AI and cognitive psychology rant (getting more and more OT - tell me if I should shut up)

Anton Vredegoor anton at vredegoor.doge.nl
Sat Nov 1 10:28:09 EST 2003


Stephen Horne <steve at ninereeds.fsnet.co.uk> wrote:

>particular, of explanatory value. As far as science has studied the
>mind so far all the findings show it to be an arrangement of matter
>following the same laws of physics and chemistry that any other
>arrangement of matter follows. There is no sign of an outside agency
>creating unexplainable artifacts in the brains functioning. And if
>there is no role for a thing outside of the brain to be generating
>consciousness - if the consciousness we experience is a product of the
>brain - then what role does this other consciousness have?

The more territory modern science covers, the more it becomes clear
that the known parts of the universe are only a small part of what is
"out there". So "objectively" science gains more knowledge, but
relatively speaking (seeing it as a percentage of that what is
currently known to be not known, but knowable in principle) science is
loosing ground fast. Also an even greater area of the universe is
supposed to exist that we will not even have a chance *ever* to know
anything about.

Trough out the centuries there has been evidence placing humanity
firmly *not* in the center of the universe. First the earth was proven
to rotate around the sun and not the other way around, next our sun
was not in the center of the galaxy and so on.

Maybe now it is time to accept the fact that all the things we know
taken together are only a small fraction of what can be known, and
even more that that fraction is not even in a central position in the
larger universe of the knowable, and that the knowable is just
disappearingly small compared to the great abyss of the unknowable
where everything is embedded in.

How come then that the sciences have been so uncanningly effective
given that they are such an arbitrary choice within the knowable? The
answer is of course that there are a lot of other possible sciences,
completely unrelated to our own that would have been just as effective
as -or even more effective than- our current sciences, had they been
pursued with equal persistence during the same amount of time over a
lot of generations.

The effectiveness of the current natural sciences is a perceptual
artifact caused by our biased history. From a lot of different
directions messages are coming in now, all saying more or less the
same: "If asking certain questions, one gets answers to these
questions in a certain way, but if asking different questions one gets
different answers, sometimes even contradicting the answers to the
other questions". 

This might seem mystic or strange but one can see these things
everywhere, if one asks that kind of questions :-)

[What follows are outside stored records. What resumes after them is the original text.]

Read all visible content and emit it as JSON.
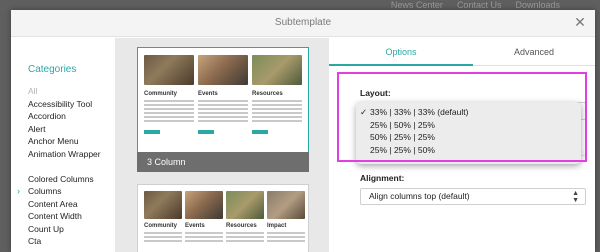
{
  "background_nav": [
    "News Center",
    "Contact Us",
    "Downloads"
  ],
  "modal": {
    "title": "Subtemplate",
    "close_glyph": "✕"
  },
  "sidebar": {
    "heading": "Categories",
    "items": [
      {
        "label": "All"
      },
      {
        "label": "Accessibility Tool"
      },
      {
        "label": "Accordion"
      },
      {
        "label": "Alert"
      },
      {
        "label": "Anchor Menu"
      },
      {
        "label": "Animation Wrapper"
      },
      {
        "label": "Colored Columns"
      },
      {
        "label": "Columns",
        "selected": true
      },
      {
        "label": "Content Area"
      },
      {
        "label": "Content Width"
      },
      {
        "label": "Count Up"
      },
      {
        "label": "Cta"
      }
    ],
    "selected_arrow": "›"
  },
  "previews": {
    "card1": {
      "caption": "3 Column",
      "columns": [
        "Community",
        "Events",
        "Resources"
      ]
    },
    "card2": {
      "columns": [
        "Community",
        "Events",
        "Resources",
        "Impact"
      ]
    }
  },
  "tabs": [
    {
      "label": "Options",
      "active": true
    },
    {
      "label": "Advanced",
      "active": false
    }
  ],
  "layout_field": {
    "label": "Layout:",
    "options": [
      {
        "label": "33% | 33% | 33% (default)",
        "checked": true
      },
      {
        "label": "25% | 50% | 25%"
      },
      {
        "label": "50% | 25% | 25%"
      },
      {
        "label": "25% | 25% | 50%"
      }
    ],
    "check_glyph": "✓"
  },
  "alignment_field": {
    "label": "Alignment:",
    "value": "Align columns top (default)",
    "arrows": "▲\n▼"
  },
  "colors": {
    "accent": "#2aa8a4",
    "highlight": "#e040e0"
  }
}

One example would be the role the observer plays in quantum mechanics,
but something closer to a programmer would be the way static or
dynamic typing influence the way one thinks about designing a computer
program. A static typist is like someone removing superfluous material
in order to expose the statue hidden inside the marble, while a
dynamic typist would be comparable to someone taking some clay,
forming it into a shape and baking it into a fixed form only at the
last possible moment. These ways of designing things are both valid
(and there are infinitely more other ways to do it) but they lead to
completely different expectations about the design of computer
programs.

In a certain sense all science reduces the world to a view of it that
leaves out more than that it describes, but that doesn't preclude it
being effective. For a last example, what about the mathematics of
curved surfaces? Sciences have had most of their successes using
computations based on straight lines, and only recently the power of
curves is discovered as being equal or more predictive than linear
approaches.

[..]

>As should be clear, my understanding of the specifics of quantum
>theory is extremely limited - but my understanding of general
>scientific principles isn't too bad. That is why I earlier pointed out
>that maybe the MWI wouldn't cause me such a problem if it was
>expressed in some other way - after all, most current theory is so
>abstract that the explanations should be taken as metaphors rather
>than reality anyway.

Abstractness doesn't preclude effectiveness, but to try to use
abstractions to understand the world is foolish since it doesn't work
the other way around. It's a many to one mapping, as in plotting a
sinus function on an xy-plane and not being able to find a
x-coordinate to a certain y-coordinate, while at he same time being
perfectly able to predict an y-coordinate if given an x-coordinate.